PROJECT OF A SOFTWARE COMPLEX FOR THE IMPLEMENTATION OF AN APPLICATION FOR THE IDENTIFICATION OF MEDICINAL PLANTS
DOI:
https://doi.org/10.53920/ITS-2022-1-1Keywords:
medicinal plants, identification, image generator, normalization, neural network, pattern recognitionAbstract
A software product has been developed designed to improve the search for necessary plants and reduce unforeseen cases when using the wrong medicinal plants. Analyzes of existing analogues have been made, and their shortcomings have been considered. A programming language, a software product, and a neural network were selected with the help of expert evaluation. The basic architecture and activities of the own product have been designed. With the help of SADT design methods, the basic principle of the system was designed, which includes the identification of medicinal plants by image. Structured chart of precedents, which reflects the system of identification of medicinal plants by image.
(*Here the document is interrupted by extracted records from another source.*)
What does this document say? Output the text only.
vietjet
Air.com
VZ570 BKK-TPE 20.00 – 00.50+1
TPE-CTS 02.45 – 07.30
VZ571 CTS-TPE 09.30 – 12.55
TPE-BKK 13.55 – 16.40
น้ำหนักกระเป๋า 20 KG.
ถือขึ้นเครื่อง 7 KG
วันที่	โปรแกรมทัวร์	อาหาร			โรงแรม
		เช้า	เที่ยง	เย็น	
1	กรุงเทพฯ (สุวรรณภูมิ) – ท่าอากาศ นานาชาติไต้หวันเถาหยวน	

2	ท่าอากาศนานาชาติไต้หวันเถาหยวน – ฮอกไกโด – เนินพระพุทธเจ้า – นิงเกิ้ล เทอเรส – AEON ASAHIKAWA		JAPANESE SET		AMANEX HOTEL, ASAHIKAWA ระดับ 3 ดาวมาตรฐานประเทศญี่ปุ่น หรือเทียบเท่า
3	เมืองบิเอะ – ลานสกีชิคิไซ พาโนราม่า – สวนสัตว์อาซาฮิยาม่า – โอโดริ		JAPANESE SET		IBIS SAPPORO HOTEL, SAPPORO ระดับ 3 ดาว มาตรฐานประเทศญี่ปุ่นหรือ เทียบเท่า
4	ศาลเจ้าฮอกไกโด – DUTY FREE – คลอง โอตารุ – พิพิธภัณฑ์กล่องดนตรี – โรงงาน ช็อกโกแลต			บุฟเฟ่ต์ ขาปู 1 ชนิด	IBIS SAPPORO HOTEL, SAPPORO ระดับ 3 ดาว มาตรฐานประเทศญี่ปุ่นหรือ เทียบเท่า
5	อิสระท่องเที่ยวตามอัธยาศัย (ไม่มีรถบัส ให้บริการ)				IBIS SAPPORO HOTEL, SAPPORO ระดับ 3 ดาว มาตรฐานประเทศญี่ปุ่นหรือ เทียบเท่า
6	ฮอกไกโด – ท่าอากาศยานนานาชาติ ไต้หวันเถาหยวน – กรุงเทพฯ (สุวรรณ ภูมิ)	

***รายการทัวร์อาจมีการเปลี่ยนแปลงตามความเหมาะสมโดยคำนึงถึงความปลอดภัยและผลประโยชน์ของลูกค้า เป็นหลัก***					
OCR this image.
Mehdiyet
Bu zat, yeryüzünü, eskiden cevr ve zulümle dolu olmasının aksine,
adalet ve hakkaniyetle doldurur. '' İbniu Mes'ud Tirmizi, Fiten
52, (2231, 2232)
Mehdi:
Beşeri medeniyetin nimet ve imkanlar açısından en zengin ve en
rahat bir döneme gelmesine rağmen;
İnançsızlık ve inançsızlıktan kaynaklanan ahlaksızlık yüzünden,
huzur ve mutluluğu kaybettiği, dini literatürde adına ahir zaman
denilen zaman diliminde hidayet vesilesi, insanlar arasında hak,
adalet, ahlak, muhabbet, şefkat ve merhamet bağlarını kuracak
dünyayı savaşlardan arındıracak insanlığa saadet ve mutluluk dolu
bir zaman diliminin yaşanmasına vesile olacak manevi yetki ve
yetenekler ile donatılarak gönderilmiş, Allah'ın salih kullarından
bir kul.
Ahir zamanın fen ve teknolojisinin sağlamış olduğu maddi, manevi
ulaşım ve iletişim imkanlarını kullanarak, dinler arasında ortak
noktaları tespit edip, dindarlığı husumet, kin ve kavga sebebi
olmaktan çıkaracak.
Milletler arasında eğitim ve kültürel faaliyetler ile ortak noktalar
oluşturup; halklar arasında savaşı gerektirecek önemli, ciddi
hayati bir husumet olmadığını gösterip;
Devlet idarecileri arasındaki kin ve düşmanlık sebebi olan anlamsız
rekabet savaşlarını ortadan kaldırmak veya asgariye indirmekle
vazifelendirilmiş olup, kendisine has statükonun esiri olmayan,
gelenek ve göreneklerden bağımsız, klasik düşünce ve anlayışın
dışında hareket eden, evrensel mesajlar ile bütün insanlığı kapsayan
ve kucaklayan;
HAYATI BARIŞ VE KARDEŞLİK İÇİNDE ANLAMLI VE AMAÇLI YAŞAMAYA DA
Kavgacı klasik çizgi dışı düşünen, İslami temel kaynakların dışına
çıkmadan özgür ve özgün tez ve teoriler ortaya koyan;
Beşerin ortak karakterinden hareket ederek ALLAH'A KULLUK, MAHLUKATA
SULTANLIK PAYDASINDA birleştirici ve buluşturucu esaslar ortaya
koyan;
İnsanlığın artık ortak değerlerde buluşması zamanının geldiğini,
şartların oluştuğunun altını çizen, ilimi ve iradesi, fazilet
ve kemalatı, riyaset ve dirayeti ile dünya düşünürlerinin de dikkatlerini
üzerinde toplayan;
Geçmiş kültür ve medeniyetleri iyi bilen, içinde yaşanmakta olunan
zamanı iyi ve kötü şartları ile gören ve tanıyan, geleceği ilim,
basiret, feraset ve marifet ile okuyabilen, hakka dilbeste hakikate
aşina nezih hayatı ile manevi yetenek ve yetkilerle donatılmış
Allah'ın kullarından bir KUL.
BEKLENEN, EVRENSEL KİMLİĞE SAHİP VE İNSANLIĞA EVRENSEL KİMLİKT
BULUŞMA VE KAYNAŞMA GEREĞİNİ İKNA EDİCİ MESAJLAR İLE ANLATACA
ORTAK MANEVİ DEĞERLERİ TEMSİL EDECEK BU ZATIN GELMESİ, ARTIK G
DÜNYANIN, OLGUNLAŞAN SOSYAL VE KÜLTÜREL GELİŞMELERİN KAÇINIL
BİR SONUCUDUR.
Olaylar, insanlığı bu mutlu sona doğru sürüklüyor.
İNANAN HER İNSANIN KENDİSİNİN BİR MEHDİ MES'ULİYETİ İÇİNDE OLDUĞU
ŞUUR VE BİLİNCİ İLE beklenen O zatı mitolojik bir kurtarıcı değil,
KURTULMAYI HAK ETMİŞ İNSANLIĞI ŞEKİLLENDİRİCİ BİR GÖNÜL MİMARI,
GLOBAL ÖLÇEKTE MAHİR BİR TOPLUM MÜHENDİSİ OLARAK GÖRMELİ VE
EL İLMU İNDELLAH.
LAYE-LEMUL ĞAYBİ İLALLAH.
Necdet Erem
A sequence diagram has been constructed, which contains a system for identifying medicinal plants by image. To build a neural network, 60 types of plants were used - 38,815 images, which provide a clear identification that will protect people from dangerous mistakes when using medicinal plants. In this work, such tasks as identification and recognition of images, in the specific case of images of plants from photographs, are considered. Creation of an architecture based on InceptionV3, to create a model of a pre-trained neural network. A plant image classifier based on a pre-trained neural network. The images in the learning network were divided into categories depending on the part of the plant depicted on them: Entire (plant as a whole), Branch, Flower, Fruit (fruit or berry), LeafScan, Leaf, Stem. For each of these categories, the most suitable method of pre-processing has been selected. Trained the network as a whole using augmentation and the Imgaug library. Those transformations that occur in real life were chosen for augmentation. Top-metrics were used to measure the ability of the model to give the true class of the plant in the list of the most probable classes.